This invention relates generally to aquaria and particularly to a cost effective apparatus for generating a time-varying surge in a saltwater reef aquarium.
Reef aquaria contain organisms that evolved in a tidal environment where tidal processes presented an ever-changing flow of nutrients and removal of waste products. In the restricted aquarium environment a lack of appropriately varying circulation can cause waste product buildup (especially in living coral) and reduce the amount of nutrients available to other organisms such as anemones. Waste buildup can cause coral death and susceptibility of other animals in the tank to disease.
Thus methods and apparatuses for causing a dynamically changing circulatory pattern in the salt-water reef aquarium is of practical importance and essential to the well being of the animals in the tank.
To sense the difficulty of the problem one has only to view a toy snow globe with a battery-operated circulator. These globes generally appear on the market every year around Christmas. If one turns on the circulator and initially shakes the globe to insure uniform initial “snow” particle distribution, it only takes a short time for all the “snow” particles to be deposited on the scenic elements of the globe in stationary fashion. The globe has reached steady state with respect to the snow particles even though the circulator continues to move the water within the globe. Think of these “snow” particles as food and/or waste particles in a reef tank.
The general problem of causing a changing flow environment in a reef tank so as to roughly simulate a tidal ocean environment is referred to herein as generating a “reef surge”.
There are a number of methods that have been used in the past to generate a reef surge in an aquarium. The majority of these employ mechanical devices that couple with the output fitting of a pump and vary the direction of flow over time in a cyclic manner. Aquaria using these devices quickly reach steady state.
One particularly clever, if decoratively and operationally challenging prior-art solution, is an adaptation of the British elevated water closet: water is pumped up to a reservoir above the aquarium and dumped at regular intervals back into the aquarium. Such an approach causes a cyclic momentary pounding turbulence in the tank that can dislodge tank animals and damage coral.
Electronic prior-art solutions revolve around solid-state relays for turning one or more submersible pumps on and off at pre-determined intervals. These approaches represent a step in the right direction but have limited effectiveness, as they yield no output flow variability.
An electronic solution wherein the flow rate of a submersible pump is varied over time would offer an immediate improvement over the above approaches.
Submersible pumps used in aquariums are almost exclusively AC permanent magnet synchronous motor (PMSM) pumps. These pumps are available with maximum flow rates from approximately 25 gallons-per-hour (gph) to approximately 10,000 gph. Low voltage (i.e. 12VAC) implementations of these pumps, because of market demand, are currently only available for maximum flow rates under 200 gph. In the United States the majority of PMSM submersible pumps run on 110 VAC. Regardless of their design voltage, the speed of such pumps (which is related to the no-load zero-head flow rate) can only be varied by methods that vary the frequency of the waveform supplied to the pump.
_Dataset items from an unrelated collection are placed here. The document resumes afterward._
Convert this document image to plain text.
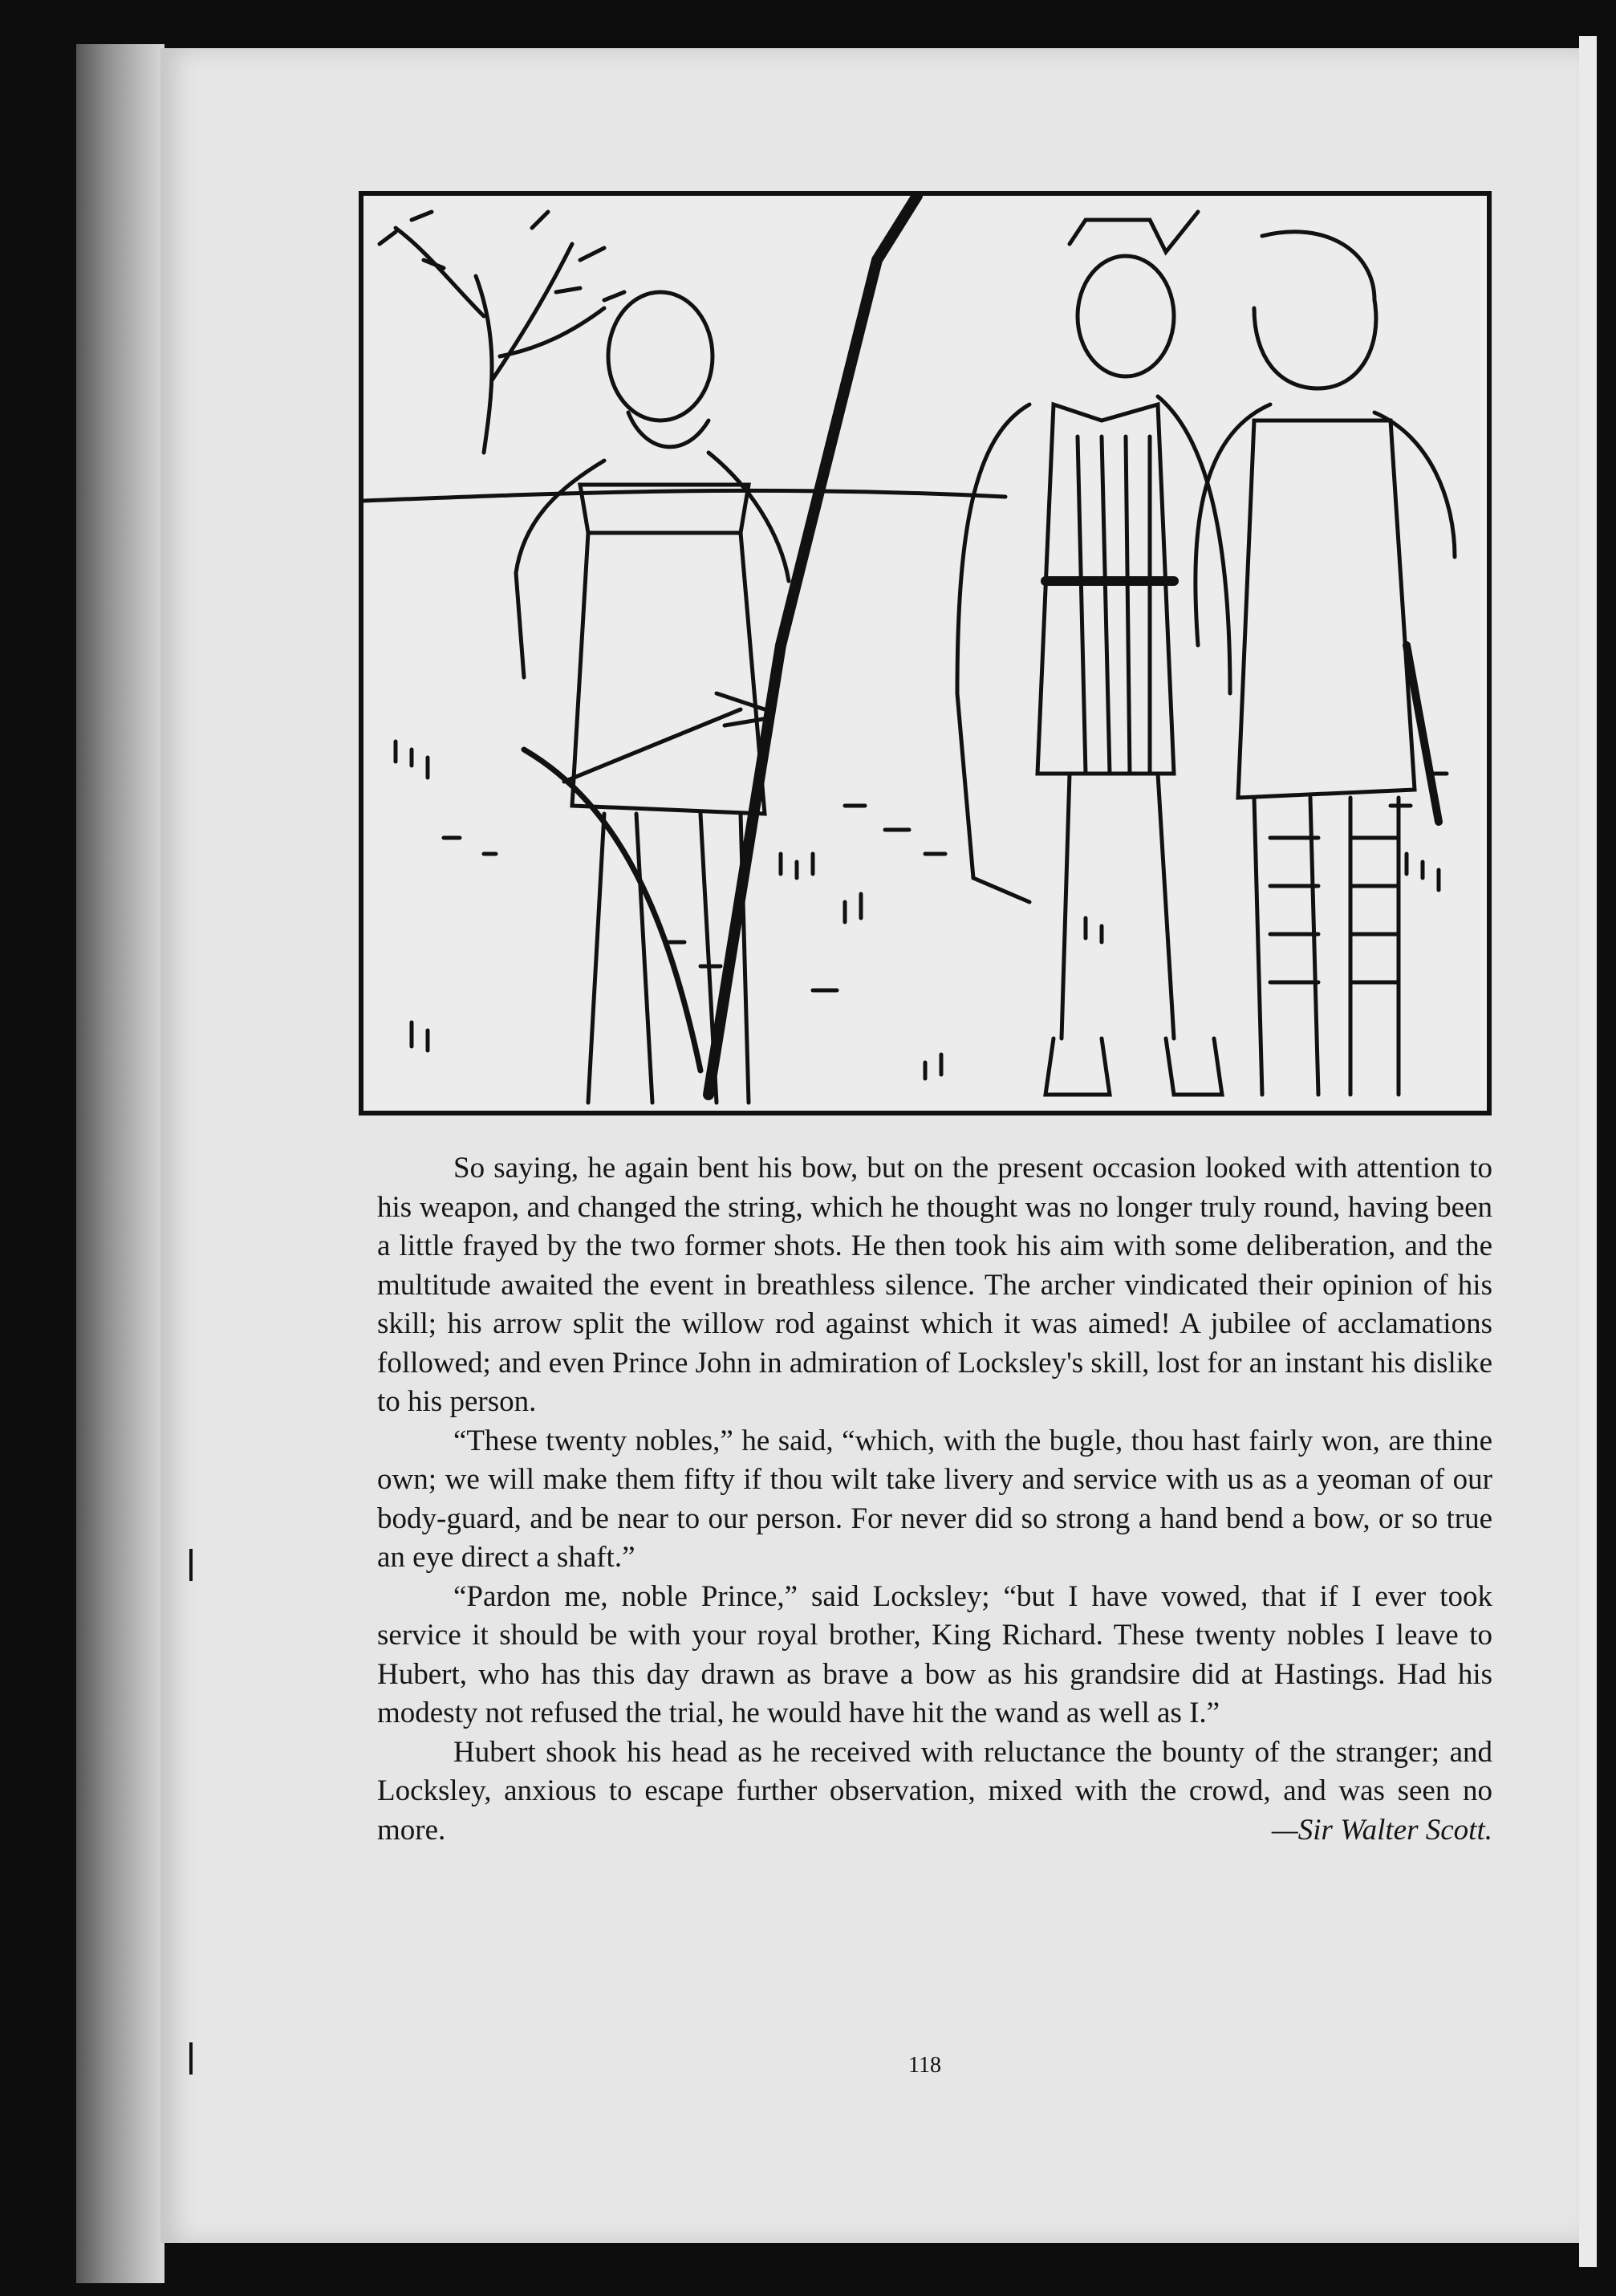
So saying, he again bent his bow, but on the present occasion looked with attention to his weapon, and changed the string, which he thought was no longer truly round, having been a little frayed by the two former shots. He then took his aim with some deliberation, and the multitude awaited the event in breathless silence. The archer vindicated their opinion of his skill; his arrow split the willow rod against which it was aimed! A jubilee of acclamations followed; and even Prince John in admiration of Locksley's skill, lost for an instant his dislike to his person.

“These twenty nobles,” he said, “which, with the bugle, thou hast fairly won, are thine own; we will make them fifty if thou wilt take livery and service with us as a yeoman of our body-guard, and be near to our person. For never did so strong a hand bend a bow, or so true an eye direct a shaft.”

“Pardon me, noble Prince,” said Locksley; “but I have vowed, that if I ever took service it should be with your royal brother, King Richard. These twenty nobles I leave to Hubert, who has this day drawn as brave a bow as his grandsire did at Hastings. Had his modesty not refused the trial, he would have hit the wand as well as I.”

Hubert shook his head as he received with reluctance the bounty of the stranger; and Locksley, anxious to escape further observation, mixed with the crowd, and was seen no more.	—Sir Walter Scott.

118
U.S. Pat. No. 6,717,383 (co-invented by the present inventor) teaches a cost effective variable frequency drive for controlling PMSM submersible pumps of the type in widespread use in small fountain applications. The generated AC waveform is essentially a variable-width square wave pulse separated by a variable width-dead time. Pending utility application entitled “Variable Frequency, Drive for AC Synchronous Motors with Application to Pumps” by the present inventor provides novel, cost effective embodiments which reduce pump vibration in larger AC PMSM pumps; these have decided utility in the larger tank home aquarium arena.
Application of either of these above referenced electronic technologies in the previous paragraph to the problem of generating a reef surge would constitute a considerable improvement over the prior art. For instance, a single pump could be made to follow a complex sequence of flows with varying inter-flow ramping. Randomness could be introduced in both the sequence of flow rates and the time intervals between successive flow rates. Or, the variation of flow could be made to simulate a time-of-day dependent real-world tidal pattern. Further by adding multiple synchronously or asynchronously controlled pumps strategically located within the tank, a distributed surge could be realized. To the inventor's knowledge no such reef control surge variation protocols have been reported not alone implemented. One aim of this invention is to implement such control schemes in a reef surge apparatus that provides improved dynamically changing circulation in a reef aquarium.
A further considerable improvement would involve generating a dynamically changing forward and reverse flow of water from a single pump dedicated to creating reef surge in a salt-water reef tank. This is another aim of this invention.